August 21, 1861: Jeff Thompson reads them the riot act


Missouri would be the scene of atrocities committed by both sides during the war, and the secessionist troops, untethered to any formal Confederate command, were often the worst. However, Jeff Thompson was having none of this lawless private feuding, and he made this clear to an officer in the following dispatch.

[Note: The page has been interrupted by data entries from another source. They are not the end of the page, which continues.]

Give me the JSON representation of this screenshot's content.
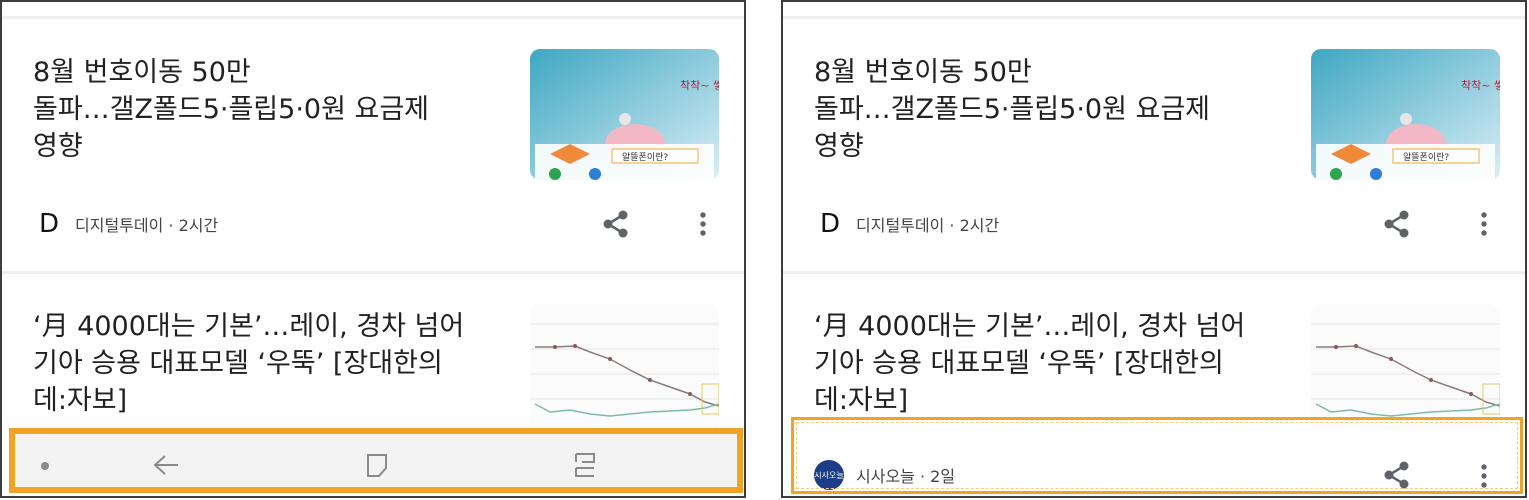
{
  "articles": [
    {
      "title_lines": [
        "8월 번호이동 50만",
        "돌파…갤Z폴드5·플립5·0원 요금제",
        "영향"
      ],
      "source": "디지털투데이 · 2시간",
      "source_logo_letter": "D",
      "thumb_text": {
        "top": "착착~ 쌓이는 것이",
        "badge": "알뜰폰이란?"
      }
    },
    {
      "title_lines": [
        "‘月 4000대는 기본’…레이, 경차 넘어",
        "기아 승용 대표모델 ‘우뚝’ [장대한의",
        "데:자보]"
      ],
      "source": "시사오늘 · 2일",
      "source_logo_text": "시사오늘"
    }
  ],
  "nav_bar": {
    "buttons": [
      "dot-icon",
      "back-icon",
      "home-icon",
      "recents-icon"
    ]
  },
  "colors": {
    "highlight": "#f2a322",
    "nav_bg": "#f3f3f3",
    "icon_gray": "#5f6368"
  }
}
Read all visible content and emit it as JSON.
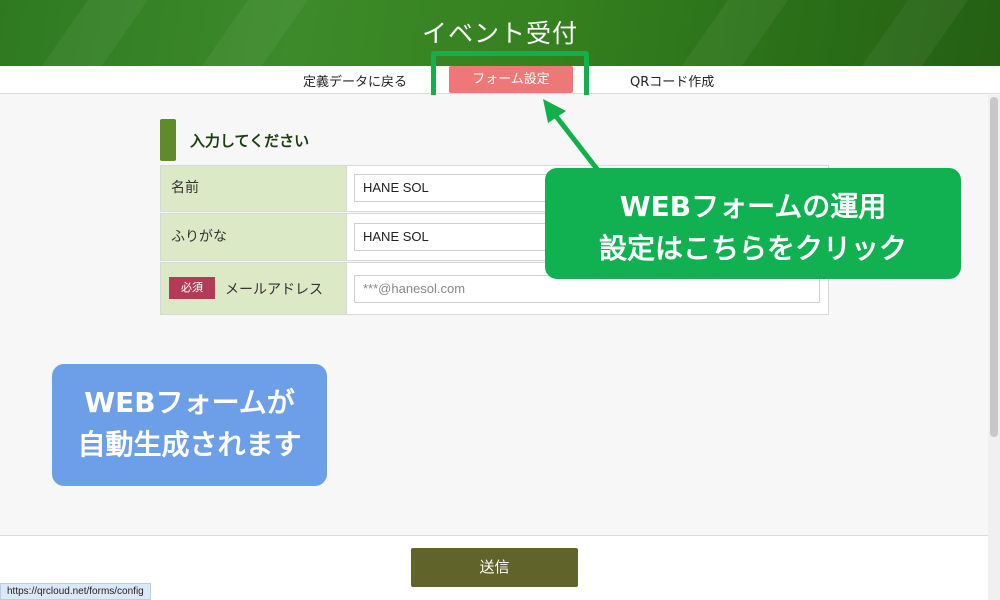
{
  "header": {
    "title": "イベント受付"
  },
  "nav": {
    "items": [
      {
        "label": "定義データに戻る"
      },
      {
        "label": "フォーム設定",
        "active": true
      },
      {
        "label": "QRコード作成"
      }
    ]
  },
  "section": {
    "title": "入力してください"
  },
  "form": {
    "rows": [
      {
        "label": "名前",
        "value": "HANE SOL"
      },
      {
        "label": "ふりがな",
        "value": "HANE SOL"
      },
      {
        "label": "メールアドレス",
        "placeholder": "***@hanesol.com",
        "required_label": "必須"
      }
    ]
  },
  "callouts": {
    "settings": {
      "line1": "WEBフォームの運用",
      "line2": "設定はこちらをクリック"
    },
    "auto": {
      "line1": "WEBフォームが",
      "line2": "自動生成されます"
    }
  },
  "submit": {
    "label": "送信"
  },
  "status_bar": {
    "url": "https://qrcloud.net/forms/config"
  },
  "colors": {
    "header_green": "#2f7a21",
    "active_tab": "#ee7777",
    "highlight": "#11b04a",
    "label_bg": "#dce9c6",
    "required_badge": "#b43b55",
    "submit_button": "#60632a",
    "callout_green": "#11b050",
    "callout_blue": "#6d9fe8"
  }
}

Camp Benton, Mo., August 21, 1861.
Captain O’REIRDON, Commanding Artillery, Present:

SIR: I am rather astonished that you should encourage the idea that the war in which we are engaged is one to revenge private wrongs and reimburse private losses, by giving your sergeant an order for a watch, which he claims because he lost one. If I understand the purpose of the war, it is for the liberty of my State; that she may have the right to regulate her own affairs and control her own citizens and property without the interference of the abolition government of Abraham Lincoln, and not for private aggrandizement, ambition, or revenge. I hope you will impress this upon your men and caution them against violating General Orders, Nos. 17 and 23.

Yours, very respectfully,
Brigadier-General, Commanding.

Note, however, that his justification for the war falls clearly into the same category with the well-known statements from South Carolina and other seceding states. They’re fighting for the right to control their own “property” against the “abolitionist government” of Lincoln. Slavery was the issue, as always.